• realist. hayalperest, hayalci olmayan.
  • cogu kez sevilmeyen. sirf cevresinde falan degil, hayat da sevmez bunlari.
  • bardağın yarısının dolu, diğer yarısının boş olduğunu aynı anda görebilen insan.
  • idealistler güzel konuşurlar. sözlerinde parlaklık vardır.
    gerçekçiler güzel konuşmazlar. gözlerinde parlaklık vardır.

    özdemir asaf
    yuvarlağın köşeleri
  • dokuzuncu nesil çaylak.
  • her insan gerçekçidir. en hayalperesti ya da idealisti bile gerçekçidir.

    aslında gerçekçi olmayı "akıl ve mantık kurallarıyla düşünmek" olarak tanımlarız. "göz var izan var" mottosudur. bu kimseler "gereksiz" riskler almazlar, hayallere kapılmazlar. "akıl"cıdırlar. budur "gerçekçi" insanın portresi.

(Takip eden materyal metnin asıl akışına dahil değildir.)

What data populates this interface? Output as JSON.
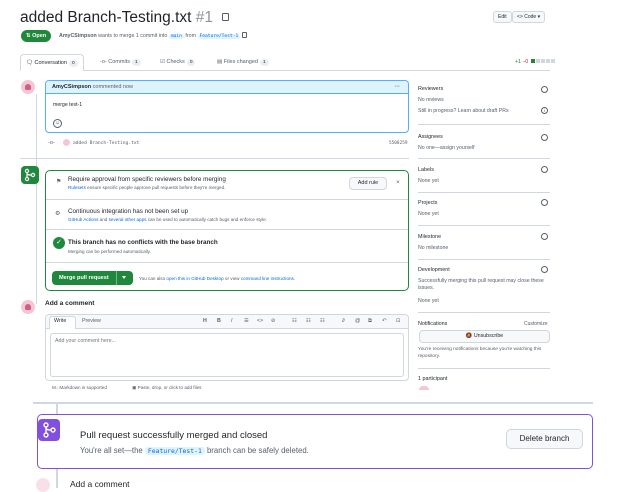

    gerçekçi insanın duygularla işi yoktur. duygu seline kapılmazlar. "hayatın gerçekleri!" ama gerçekçiliğin akılla da işi yoktur. çünkü duygular ve akıl birlikte ruhu, kişinin maneviyatını oluşturur. gerçekçilikse maddiyattan doğar, ona yönelir.

    öyleyse nedir insandaki bu gerçekçi tutumun kaynağı?

    maddiyat dediğimiz kişinin bedenidir, canlı tarafıdır. gerçekçi olan kişinin canlı tarafıdır. bu gerçekçilik ne akıldan ne de duygudan kaynaklanır: onun kaynağı içgüdülerdir. bizi yaşamda tutan, hayvan tarafımız, süperegoya ulaşsak bile kendimizden ayıramadığımız o istekler yani içgüdüler. onlar için hala orman kuralları geçerlidir. ve en önemli içgüdü: yaşamak. ne olursa olsun. kimi kaybedersek kaybedelim. ne kadar üzülürsek üzülelim. hayatta kalmak. hayatta kalmak için alabildiğine acımasız olmak. kıran kırana mücadele etmek. yaş tahtaya basmamak. ekmek aslanın ağzında.. "hayatın gerçekleri!"

    işte bu yüzden bütün insanlar gerçekçidir. hepsi, üzerlerinden atamayacakları o giysiyi giymektedirler çünkü: bedeni. maddiyatı. canlı tarafı.
  • benim. bu duruşumdan genel olarak da memnunum. ama kimi zaman hayattan zevk almamın önüne geçiyor, her şeyin arkasına bakıyorum sırf gerçekçiyim diye. bok var sanki mınsikim. şöyle adam akılıı plansız programsız sikim bi hayat yaşasam ne var sanki.
  • kim sizin için bu rolü oynamaya gönüllü olduysa, sizi şefkatle seviyordur. ya da tersi, siz kimin için bu rolü oynamaya gönüllü oluyorsanız, onu şefkatle seviyorsunuzdur. şefkat epey gizli bir özne fakat.
  • boz-gri doğuştan eski bir renk. bozulmuş, sindirilmiş, ölüp doğmaya başlamış. peki grideki rengi gören, ortaya çıkaran gerçekçi mi, yaratıcı mı?

    hayalcilik! evimize gelme artık. sen yanılsama oldun. yok olduğunu anladın. artık kendi uzay evini bul. ben de kaybolup yok olunca seni bulayım. ben şu anda çok gerçekçi bir hayat filmi izliyorum, başından kalkamıyorum.

    rikimikipiki'nin uyarısıyla gerçekçi olmak girisine ek: gerçekçi görünmeyen zamanla gerçeğin ta kendisi de olabilir. denemekten vazgeçenler bilemez.

    "gerçekçi bir şekilde bakıldığında, bir dilenci kesinlikle diğer işadamları gibi hayatını kazanan bir işadamından başka bir şey değildir." george orwell - paris ve londra'da beş parasız

    "- hayaliyyun - romantikler
    hakikiyyun -realistler (gerçekçiler)" kemal tahir - notlar (sanat - edebiyat 4)

    "dilek bu, gerçekçi olmamağı baştan kabul etmiş olmuyor muyuz bir şey "diler"ken?" bilge karasu - haluk'a mektuplar

    (ilk giri tarihi: 3.4.2017)

    (bkz: gerçekçi olmak/@ibisile)
    (bkz: hayat filminde figüran olmak)
    (bkz: film şeridi)
    (bkz: hayalcilik)
  • 19. yüzyılda "sahici" yani yalan olmayan anlamında kullanıldığı görülen kelime.